Alexander T. Stewart, a Protestant Irish Immigrant is often credited with founding the first “department” store in New York City in 1848. He became a multimillionaire and other merchants followed his example. Rowland. H. Macy founded Macy’s ten years later. Others, such as John Wanamaker and Harry Gordon Selfridge would follow. The continued growth of cities, the mass production of consumer goods, and growing transportation networks would change the way people shopped. Some of these stores grew into veritable palaces of consumption with specific departments focused on various goods, ranging from clothing to books, to furniture, to toys, and even to tools. And so, for well over a century, American consumption – particularly during the holiday season — focused on a trip downtown to a store laden with a wide variety of goods and usually decorated to match the season.
Small specialty stores survived, but the main money went to the mass market of the department store. And, of course, each store catered to a particular level of that mass market and some specialized in particular goods. Cleveland had a variety of stores.

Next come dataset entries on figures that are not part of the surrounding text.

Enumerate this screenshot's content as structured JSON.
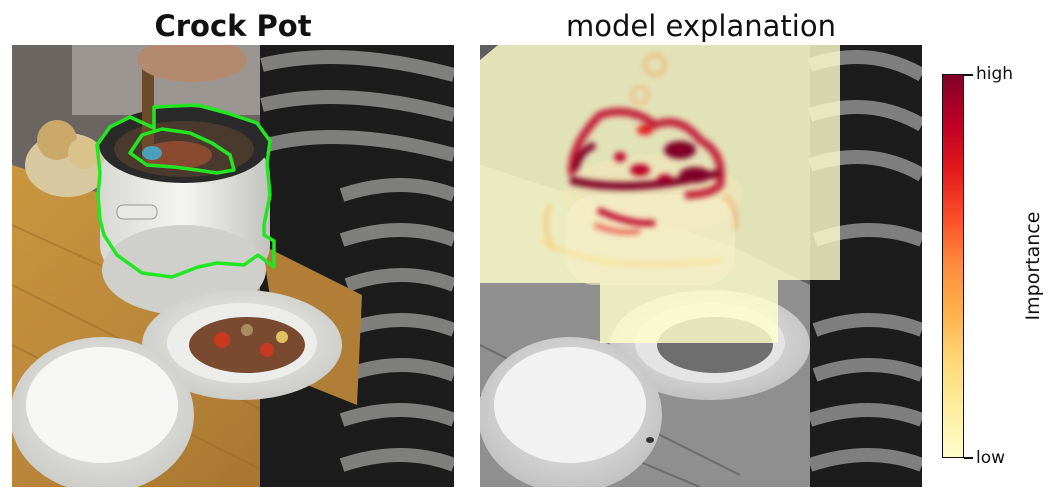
{
  "panels": {
    "left_title": "Crock Pot",
    "right_title": "model explanation"
  },
  "colorbar": {
    "label": "Importance",
    "high": "high",
    "low": "low",
    "colors": [
      "#800026",
      "#bd0026",
      "#e31a1c",
      "#fc4e2a",
      "#fd8d3c",
      "#feb24c",
      "#fed976",
      "#ffeda0",
      "#ffffcc"
    ]
  },
  "colors": {
    "outline": "#22e622",
    "overlay": "#ffffcc"
  }
}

Bing specialized in household goods, Halle Brothers and Sterling Lindner appealed to what was once known as the carriage trade, as did Higbees to an extent. The May Company which was founded in Denver and opened a store in Cleveland in 1899 had perhaps the widest clientele and its bargain basement was the place to save money and to get Eagle Stamps as well. Taylor’s Department Store which was for many years overseen by Sophie Strong Taylor also had a particular cachet.
When Americans began to flock to the suburbs wise store owners followed by opening branches. Halle’s did so in 1948 and by the late 1950s May Company expanded to the suburbs, including a branch at the new Southgate Shopping Center. And so for many younger people (those born in the last forty to fifty years) the memory of holiday shopping is not downtown but at a store in a mall – and, indeed, malls are/were the ultimate centers of consumption. So the memories they evoke are not about taking public transportation downtown, walks down crowded holiday streets, or escalator rides up to the seventh floor of the May Company to see the toy department, but rather a drive with the family to a mall (and each mall had/has a certain image and cachet) and visits to multiple stores almost all decorated for the season and, likely, the requisite Santa Claus ensconced in his chair in the middle of the mall.

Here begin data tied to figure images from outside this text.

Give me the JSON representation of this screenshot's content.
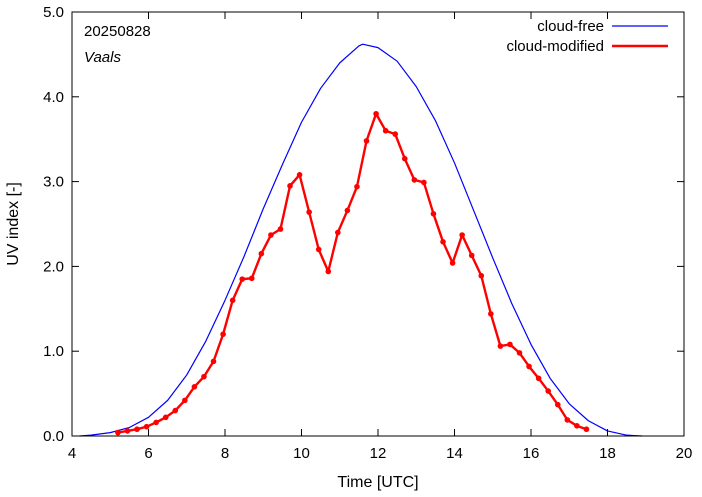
{
  "chart_data": {
    "type": "line",
    "annotations": {
      "date": "20250828",
      "location": "Vaals"
    },
    "xlabel": "Time  [UTC]",
    "ylabel": "UV index  [-]",
    "xlim": [
      4,
      20
    ],
    "ylim": [
      0,
      5
    ],
    "x_ticks": [
      4,
      6,
      8,
      10,
      12,
      14,
      16,
      18,
      20
    ],
    "x_tick_labels": [
      "4",
      "6",
      "8",
      "10",
      "12",
      "14",
      "16",
      "18",
      "20"
    ],
    "y_ticks": [
      0,
      1,
      2,
      3,
      4,
      5
    ],
    "y_tick_labels": [
      "0.0",
      "1.0",
      "2.0",
      "3.0",
      "4.0",
      "5.0"
    ],
    "grid": false,
    "legend_position": "top-right",
    "series": [
      {
        "name": "cloud-free",
        "color": "#0000ff",
        "markers": false,
        "x": [
          4.2,
          4.5,
          5.0,
          5.5,
          6.0,
          6.5,
          7.0,
          7.5,
          8.0,
          8.5,
          9.0,
          9.5,
          10.0,
          10.5,
          11.0,
          11.5,
          11.6,
          12.0,
          12.5,
          13.0,
          13.5,
          14.0,
          14.5,
          15.0,
          15.5,
          16.0,
          16.5,
          17.0,
          17.5,
          18.0,
          18.5,
          18.9
        ],
        "y": [
          0.0,
          0.01,
          0.04,
          0.1,
          0.22,
          0.42,
          0.72,
          1.12,
          1.6,
          2.12,
          2.68,
          3.2,
          3.7,
          4.1,
          4.4,
          4.6,
          4.62,
          4.58,
          4.42,
          4.12,
          3.72,
          3.22,
          2.66,
          2.1,
          1.56,
          1.08,
          0.68,
          0.38,
          0.18,
          0.06,
          0.01,
          0.0
        ]
      },
      {
        "name": "cloud-modified",
        "color": "#ff0000",
        "markers": true,
        "x": [
          5.2,
          5.45,
          5.7,
          5.95,
          6.2,
          6.45,
          6.7,
          6.95,
          7.2,
          7.45,
          7.7,
          7.95,
          8.2,
          8.45,
          8.7,
          8.95,
          9.2,
          9.45,
          9.7,
          9.95,
          10.2,
          10.45,
          10.7,
          10.95,
          11.2,
          11.45,
          11.7,
          11.95,
          12.2,
          12.45,
          12.7,
          12.95,
          13.2,
          13.45,
          13.7,
          13.95,
          14.2,
          14.45,
          14.7,
          14.95,
          15.2,
          15.45,
          15.7,
          15.95,
          16.2,
          16.45,
          16.7,
          16.95,
          17.2,
          17.45
        ],
        "y": [
          0.04,
          0.06,
          0.08,
          0.11,
          0.16,
          0.22,
          0.3,
          0.42,
          0.58,
          0.7,
          0.88,
          1.2,
          1.6,
          1.85,
          1.86,
          2.15,
          2.37,
          2.44,
          2.95,
          3.08,
          2.64,
          2.2,
          1.94,
          2.4,
          2.66,
          2.94,
          3.48,
          3.8,
          3.6,
          3.56,
          3.27,
          3.02,
          2.99,
          2.62,
          2.29,
          2.04,
          2.37,
          2.13,
          1.89,
          1.44,
          1.06,
          1.08,
          0.98,
          0.82,
          0.68,
          0.53,
          0.37,
          0.19,
          0.12,
          0.08
        ]
      }
    ]
  }
}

The question is what will their children’s memories be? Long before COVID confined us to our homes, we were again changing the way we shop. Amazon has been with us for a mere 26 years, yet it and other on-line services have drastically changed the marketplace. So will their memories be of cruising the web to find those things they dream of having, or watching for the delivery of packages to the front door? Perhaps though the memories of the holiday season will be the same as they always have been – of being safely together at a time when the world moves from ever shorter, darker days, to longer brighter ones.
(photo: Cleveland Memory Project – Bailey’s window shopping 1910.)